Study design
We conducted a hospital-based cross-sectional study from April to July 2017.
Study site and population
The study was conducted at Mbagathi Hospital, a referral facility located in Nairobi County. The evaluation targeted patients ≥18 years scheduled for lumbar puncture (LP) and routine blood sample collection for CM diagnosis.
Inclusion criteria
LP requested by health care provider, availability of remnant serum and CSF (≥ 500µl) after routine Cryptococcus LA or culture was performed on HIV-positive patients ≥18 years with the ability and willingness to provide informed consent.
Exclusion criteria
Patients involuntarily incarcerated in the hospital for psychiatric or physical illness, any patient/patient with a guardian who was deemed mentally unstable or unable to provide informed consent. Patients on any antifungal treatment and patients who were having repeat LPs.
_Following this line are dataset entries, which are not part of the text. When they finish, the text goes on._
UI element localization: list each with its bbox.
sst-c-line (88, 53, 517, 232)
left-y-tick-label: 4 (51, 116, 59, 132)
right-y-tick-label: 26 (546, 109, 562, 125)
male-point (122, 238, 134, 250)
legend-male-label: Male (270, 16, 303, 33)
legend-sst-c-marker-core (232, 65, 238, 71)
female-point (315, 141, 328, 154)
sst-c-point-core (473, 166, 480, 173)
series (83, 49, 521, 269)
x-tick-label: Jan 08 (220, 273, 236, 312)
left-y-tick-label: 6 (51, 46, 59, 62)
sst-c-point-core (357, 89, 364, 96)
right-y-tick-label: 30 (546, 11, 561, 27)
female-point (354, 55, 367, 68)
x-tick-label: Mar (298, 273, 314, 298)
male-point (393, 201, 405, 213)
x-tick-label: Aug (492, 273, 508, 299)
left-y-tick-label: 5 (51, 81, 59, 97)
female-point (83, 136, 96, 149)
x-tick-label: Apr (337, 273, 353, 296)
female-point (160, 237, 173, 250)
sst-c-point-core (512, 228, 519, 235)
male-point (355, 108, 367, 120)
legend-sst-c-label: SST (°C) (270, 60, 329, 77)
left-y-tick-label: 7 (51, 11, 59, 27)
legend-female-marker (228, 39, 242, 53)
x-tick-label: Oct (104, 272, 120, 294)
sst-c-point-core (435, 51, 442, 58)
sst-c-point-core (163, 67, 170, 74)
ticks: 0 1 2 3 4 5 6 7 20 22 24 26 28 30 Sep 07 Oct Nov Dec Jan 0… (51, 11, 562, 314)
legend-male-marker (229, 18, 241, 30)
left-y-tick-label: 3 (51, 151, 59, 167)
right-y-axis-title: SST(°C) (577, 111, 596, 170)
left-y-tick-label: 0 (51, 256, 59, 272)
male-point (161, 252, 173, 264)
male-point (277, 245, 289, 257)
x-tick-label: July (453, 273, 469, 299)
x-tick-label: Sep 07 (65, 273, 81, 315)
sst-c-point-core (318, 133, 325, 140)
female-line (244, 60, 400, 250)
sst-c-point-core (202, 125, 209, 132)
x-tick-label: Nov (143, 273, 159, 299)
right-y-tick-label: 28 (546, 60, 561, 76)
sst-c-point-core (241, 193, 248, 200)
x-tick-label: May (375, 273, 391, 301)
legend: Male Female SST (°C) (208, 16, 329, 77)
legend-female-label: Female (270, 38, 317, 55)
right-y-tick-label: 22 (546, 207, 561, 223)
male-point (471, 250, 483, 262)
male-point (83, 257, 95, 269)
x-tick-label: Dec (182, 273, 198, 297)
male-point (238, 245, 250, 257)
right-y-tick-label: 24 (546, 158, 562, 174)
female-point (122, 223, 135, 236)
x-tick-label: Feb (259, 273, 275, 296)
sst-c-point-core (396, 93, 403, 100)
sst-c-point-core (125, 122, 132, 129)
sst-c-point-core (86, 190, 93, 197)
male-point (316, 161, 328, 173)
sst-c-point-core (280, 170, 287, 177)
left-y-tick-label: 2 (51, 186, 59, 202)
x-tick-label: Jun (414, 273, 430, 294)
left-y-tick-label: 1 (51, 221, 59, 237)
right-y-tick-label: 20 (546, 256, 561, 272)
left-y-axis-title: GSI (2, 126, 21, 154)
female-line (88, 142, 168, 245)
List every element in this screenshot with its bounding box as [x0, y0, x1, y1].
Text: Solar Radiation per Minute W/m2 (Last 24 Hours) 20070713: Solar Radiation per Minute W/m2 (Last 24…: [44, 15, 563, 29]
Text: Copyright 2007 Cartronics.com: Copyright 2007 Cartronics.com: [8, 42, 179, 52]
Sample size assumptions and calculation
The sample size of 125 participants was calculated using Fisher’s formulae, assuming the expected proportion of agreement between LFA and other methodologies (p) was 97.7 % and the precision (P) of 3% (16).
Sampling methods
We reviewed records for 6 months at Mbagathi Hospital and obtained an average of 95 cases of suspected CM in a month. To achieve a sample size of 125 patients using the estimated sampling frame of 285 within a period of 3 months, every second HIV-positive patient ≥18 years suspected of CM and scheduled for routine LP and blood collection for CM diagnosis was enrolled after giving written consent to obtain an additional capillary blood and use of the remnant CSF and serum for evaluation of LFA.
Data collection
The attending laboratory technologist collected blood samples from patients as part of routine testing requested by the clinician. Serum was centrifuged and separated for LA and LFA assays. CSF samples were collected by LP and centrifuged. The supernatant was used for LFA and LA assays and the pellet for culture. Sera were tested by LA, and CSF (where available) was tested by India ink microscopy and culture for clinical management of the patient. Leftover sera and CSF samples were used for the laboratory evaluation. A minimum of 500 µl of the remaining sample was aliquoted into 1.8 ml cryogenic vials. The samples were stored at 4°C for a maximum of 72h or at -20°C awaiting transportation to the Central Microbiology Reference Laboratory (CMRL). Additionally, a non-routine finger prick capillary blood sample was requested from all enrolled patients. Using standardized lancets and micro capillary tubes, ~50 µl of blood was transferred into micro centrifuge tubes containing LFA specimen diluent. The test was performed at the sample collection site per manufacturer instructions. Sera and CSF sample processing were done at CMRL per laboratory standard operating procedures and manufacturer instructions (Figure 1).
Data management and analysis
Data on the test type and test results in different sample types were entered and cleaned in MS-Excel version 2013. Statistics were calculated using GraphPad QuickCalcs 2017 (GraphPad Software, Inc., La Jolla, CA) with categorical data analysis to assess sensitivity, specificity, predictive values, confidence intervals (CIs) of proportion, overall percent agreement, and kappa (k) coefficients of India ink, LA, LFA and culture in sera, CSF and capillary blood. Interpretation of k was per standard guidelines (17).